Per esigenze d’impaginazione si tende spesso ad impostare con i fogli di stile caratteri molto piccoli, a 8-10 pixel (per le grandezze non si parlerà più di corpi ma di pixel), specie quando il layout grafico prevede la disposizione dei contenuti su tre o quattro colonne.

Impostazioni di questo genere non sarebbero di per sé discriminanti se non ci fossero alcuni ostacoli critici. Il primo ostacolo è che molti utenti non conoscono adeguatamente le funzionalità del proprio browser e probabilmente non sanno che possono sfruttare lo zoom per ingrandire o rimpicciolire il testo. Fin qui è sufficiente un minimo d’informazione.

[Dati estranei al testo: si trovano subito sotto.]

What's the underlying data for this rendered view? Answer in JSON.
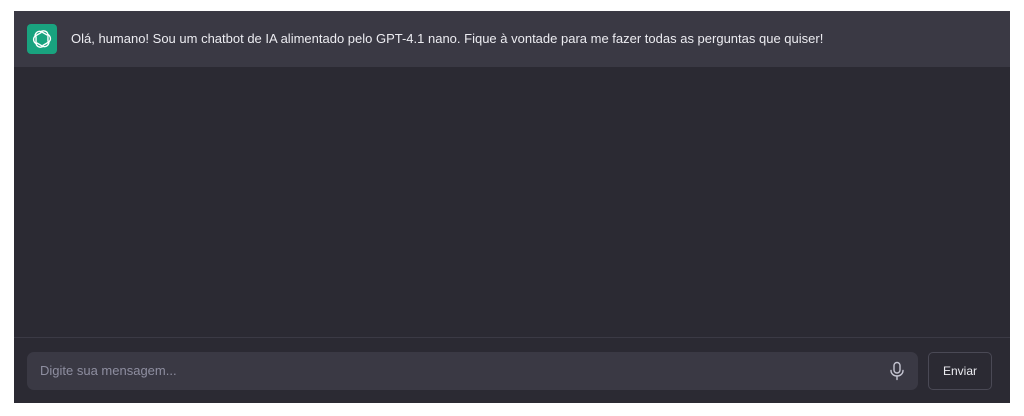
{
  "chat": {
    "bot": {
      "avatar_icon": "openai-logo-icon",
      "avatar_color": "#19a37f",
      "message": "Olá, humano! Sou um chatbot de IA alimentado pelo GPT-4.1 nano. Fique à vontade para me fazer todas as perguntas que quiser!"
    }
  },
  "composer": {
    "input_value": "",
    "input_placeholder": "Digite sua mensagem...",
    "mic_icon": "microphone-icon",
    "send_label": "Enviar"
  },
  "colors": {
    "window_bg": "#2b2a33",
    "message_row_bg": "#3a3944",
    "text": "#ececf1",
    "placeholder": "#8e8ea0"
  }
}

La maggior parte dei browser permette di modificare la dimensione dei caratteri, in caso di necessità con comandi facilmente accessibili nella barra dei menu. Le impostazioni di Internet Explorer®, permettono questo controllo in modo più restrittivo e meno elastico rispetto ad altri browser.

La maggiore difficoltà della lettura a monitor (circa il 25% più lenta che su carta) data dalla minor risoluzione rispetto alla carta, dell’emissione luminosa dei video (più affaticante della carta) e dell’innaturale posizione nella quale ci si trova ad affrontare l’atto della lettura su monitor, ha posto a designer e progettisti la necessità di trovare dei modi che potessero bilanciare queste difficoltà.

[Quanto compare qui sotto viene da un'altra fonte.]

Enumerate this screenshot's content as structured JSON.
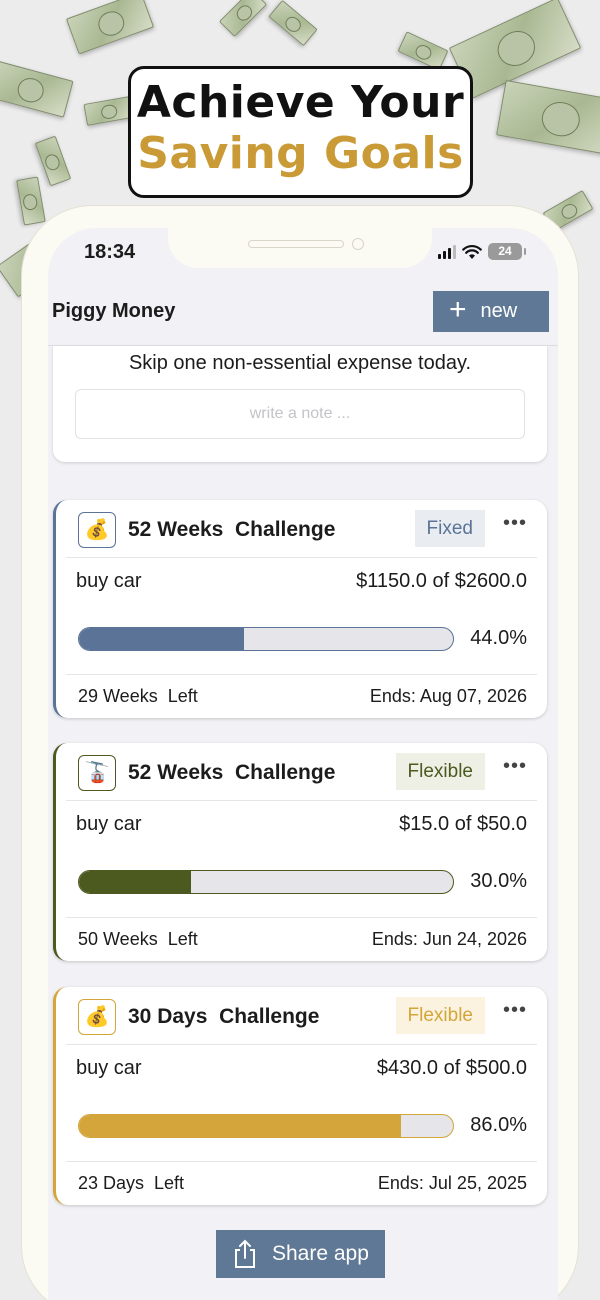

Il primo risultato è stato quello di preferire caratteri senza grazie, il secondo nella nascita degli screen-font atti a sfruttare al meglio la tecnologia a pixel. Già il sistema operativo Macintosh utilizzava da tempo per i messaggi di sistema un font lineare particolare, il «Chicago», dall’aspetto tozzo e lineare, con poche linee oblique, facile da leggere anche a risoluzioni piuttosto basse.

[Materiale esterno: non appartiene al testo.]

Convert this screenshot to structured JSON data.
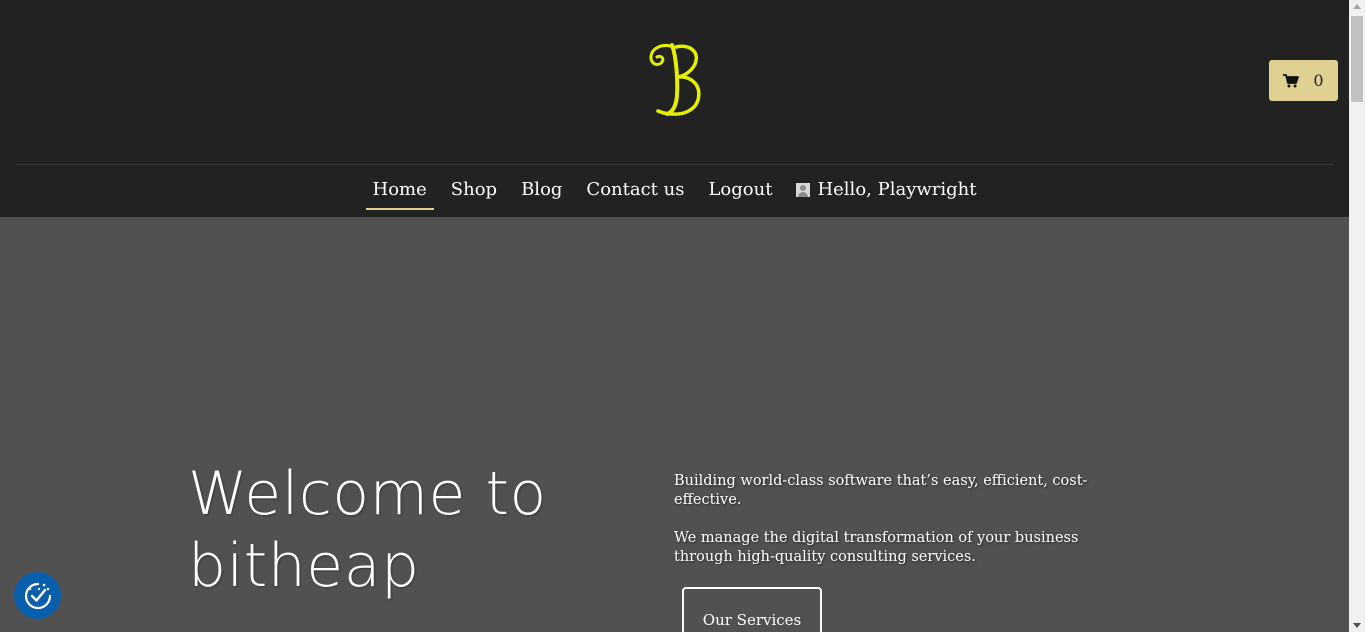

Esempi di font video, studiati unicamente per questo utilizzo come internet e multimedia e pertanto fortemente sconsigliati nella stampa tradizionale tipografica sono il «Verdana» (1994), il «Tahoma» (2000) e il romano «Georgia» (2000) disegnati dal type-designer Matthew Carter il quale, basandosi su lunghi studi ed esperimenti, ha identificato alcuni parametri che gli hanno consentito di progettare i cosiddetti screen-font per Microsoft. Altro screen-font molto utilizzato nel web design è il «Trebuchet» un lineare umanista progettato dal fotografo & type designer Vincent Connare nel 1996, il quale tra il 1999 e il 2000 progetta il «Magpie» un corsivo che nella forma corsiva ricorda molto i primi corsivi tipografici di tipo calligrafico sempre per l’utilizzo multimediale.

Anche «Arial», già citato in un precedente post di questo mese sulla sua somiglianza e confusione con l’Helvetica, progettato nel 1982 da Robin Nicholas e Patricia Saunders per la Monotype Design Staff come font di sistema operativo per la Microsoft si può considerare come carattere per video e non come, molto erroneamente utilizzato, per la tipografia e per l’immagine coordinata.